Os bocas de cabra

Motor criado no Brasil inaugura a onda dos carros versáteis,
que rodam com álcool ou gasolina

Ricardo Dilser

De tempos em tempos, a indústria automotiva ressurge das cinzas, como uma fênix.
Este ano, quando as montadoras amargam um dos maiores prejuízos de sua história, a arma para alavancar as vendas é a materialização de um sonho que há cinco anos parecia improvável: um motor que queima gasolina, álcool ou qualquer mistura dos dois combustíveis, sem que o motorista nem sequer perceba. Fruto de uma tecnologia 100% tupiniquim, o motor flexível garante liberdade, autonomia e transfere ao consumidor o poder de pressão sobre o preço nos postos de abastecimento.

“Com o advento da eletrônica, usamos a tecnologia para facilitar
a vida do usuário”, revela Eduardo Campos, um dos engenheiros envolvidos no projeto multicombustível da empresa Magneti Marelli, responsável pela injeção eletrônica do Volkswagen Gol, o primeiro
modelo nacional a aderir ao motor versátil. Na carona, vieram Corsa 1.8 e Montana 1.8 FlexPower, da Chevrolet; Palio 1.3 Flex, da Fiat; e, mais recentemente, Parati, Saveiro 1.6 Total Flex e Fox, nas versões 1.0 e 1.6, da Volkswagen. A estimativa é que em menos de dois anos todos os carros nacionais estejam equipados com esses propulsores, já disponíveis em série nos carros zero km.

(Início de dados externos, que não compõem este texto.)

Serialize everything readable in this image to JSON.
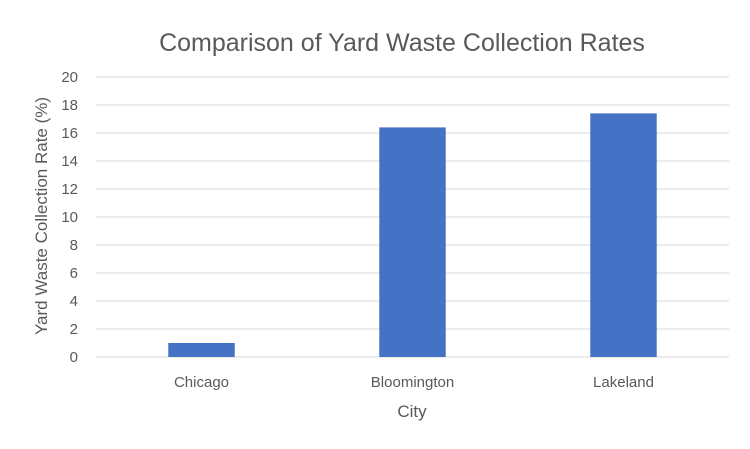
{
  "chart_data": {
    "type": "bar",
    "title": "Comparison of Yard Waste Collection Rates",
    "xlabel": "City",
    "ylabel": "Yard Waste Collection Rate (%)",
    "categories": [
      "Chicago",
      "Bloomington",
      "Lakeland"
    ],
    "values": [
      1.0,
      16.4,
      17.4
    ],
    "ylim": [
      0,
      20
    ],
    "yticks": [
      0,
      2,
      4,
      6,
      8,
      10,
      12,
      14,
      16,
      18,
      20
    ],
    "grid": true,
    "legend": "none",
    "bar_color": "#4472C4"
  }
}
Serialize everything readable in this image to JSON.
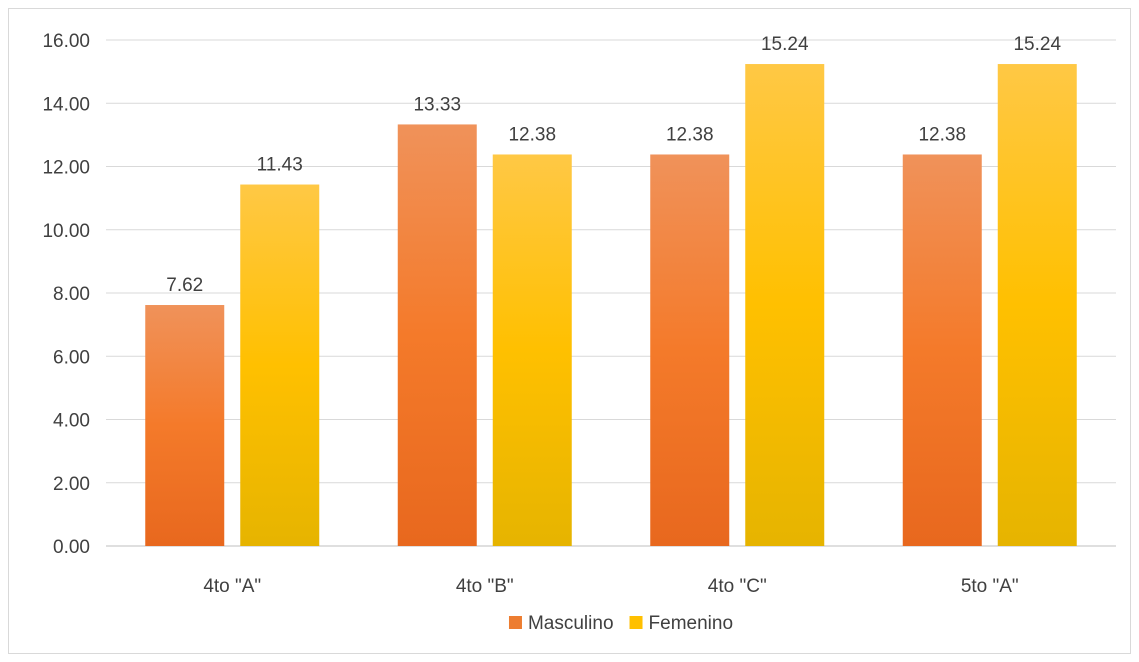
{
  "chart_data": {
    "type": "bar",
    "title": "",
    "xlabel": "",
    "ylabel": "",
    "categories": [
      "4to \"A\"",
      "4to \"B\"",
      "4to \"C\"",
      "5to \"A\""
    ],
    "series": [
      {
        "name": "Masculino",
        "values": [
          7.62,
          13.33,
          12.38,
          12.38
        ],
        "color": "#ED7D31"
      },
      {
        "name": "Femenino",
        "values": [
          11.43,
          12.38,
          15.24,
          15.24
        ],
        "color": "#FFC000"
      }
    ],
    "data_labels": [
      [
        "7.62",
        "13.33",
        "12.38",
        "12.38"
      ],
      [
        "11.43",
        "12.38",
        "15.24",
        "15.24"
      ]
    ],
    "ylim": [
      0,
      16
    ],
    "yticks": [
      "0.00",
      "2.00",
      "4.00",
      "6.00",
      "8.00",
      "10.00",
      "12.00",
      "14.00",
      "16.00"
    ],
    "grid": true,
    "legend": {
      "position": "bottom",
      "entries": [
        "Masculino",
        "Femenino"
      ]
    }
  }
}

Economia – Se a promessa se concretizar, o cliente será, pela primeira vez, um braço na formação dos preços de combustíveis, hoje uma exclusividade das petrolíferas e dos usineiros. A gasolina aumentou de preço? Passe a usar somente álcool. Aumentou a cotação do açúcar no mercado internacional e pode faltar álcool nos postos? Coloque gasolina e pronto. Fácil, sem ligar nenhuma chave, nem fazer ajuste ou regulagem. Através de um sensor no escapamento, a injeção eletrônica multi-fuel detecta, automaticamente, qual mistura de combustível é queimada no motor e refaz os ajustes para que o propulsor funcione.

Devido às características singulares do álcool, os carros multi-fuel trazem ainda tanque, tubulações, bicos injetores e bomba de combustível mais resistentes à corrosão e sistema de partida a frio. Nos primeiros protótipos, um sofisticado aparelho media a densidade do combustível, indicando ao motor qual mistura estava no tanque. Perfeito do ponto de vista técnico, só que onerava em demasia o custo do equipamento, inviabilizando sua oferta aos consumidores. Por falar em oferta, a marca Chevrolet não cobra nada pela tecnologia, já que todos os Corsa 1.8 e a picape Montana 1.8 são oferecidos, de série, com motor Flexpower. A Fiat também não cobra nenhum centavo a mais pelo Palio 1.3 Flex, enquanto a Volkswagen acrescenta cerca de R$ 150 aos preços básicos de Gol, Parati e Saveiro 1.6 quando equipados com propulsor Total Flex.

O fato curioso é que, dependendo do combustível queimado, os valores de potência e de consumo variam, já que o poder calorífico da gasolina (10.500 kcal) e o do álcool (6.500 kcal) são diferentes. Tome-se como exemplo o Fiat Palio 1.3 Flex. Quando alimentado com gasolina, ele atinge 157 km/h de velocidade final. Com álcool, chega aos 159 km/h.

No bolso, aí, sim, dá para sentir mais. O Palio Flex percorre na cidade
9,2 km com um litro de álcool; já com um litro de gasolina, ele anda pelo menos um terço a mais: 13 km. Mesmo assim, ainda é vantagem rodar só com álcool, já que a gasolina custa quase o dobro do combustível vegetal. 

A expectativa é que nos próximos seis meses, o motor se torne ainda mais flexível. Além de rodar com álcool e gasolina, ele poderá queimar gás natural veicular (GNV). Com isso, o consumidor não vai precisar mais queimar suas pestanas.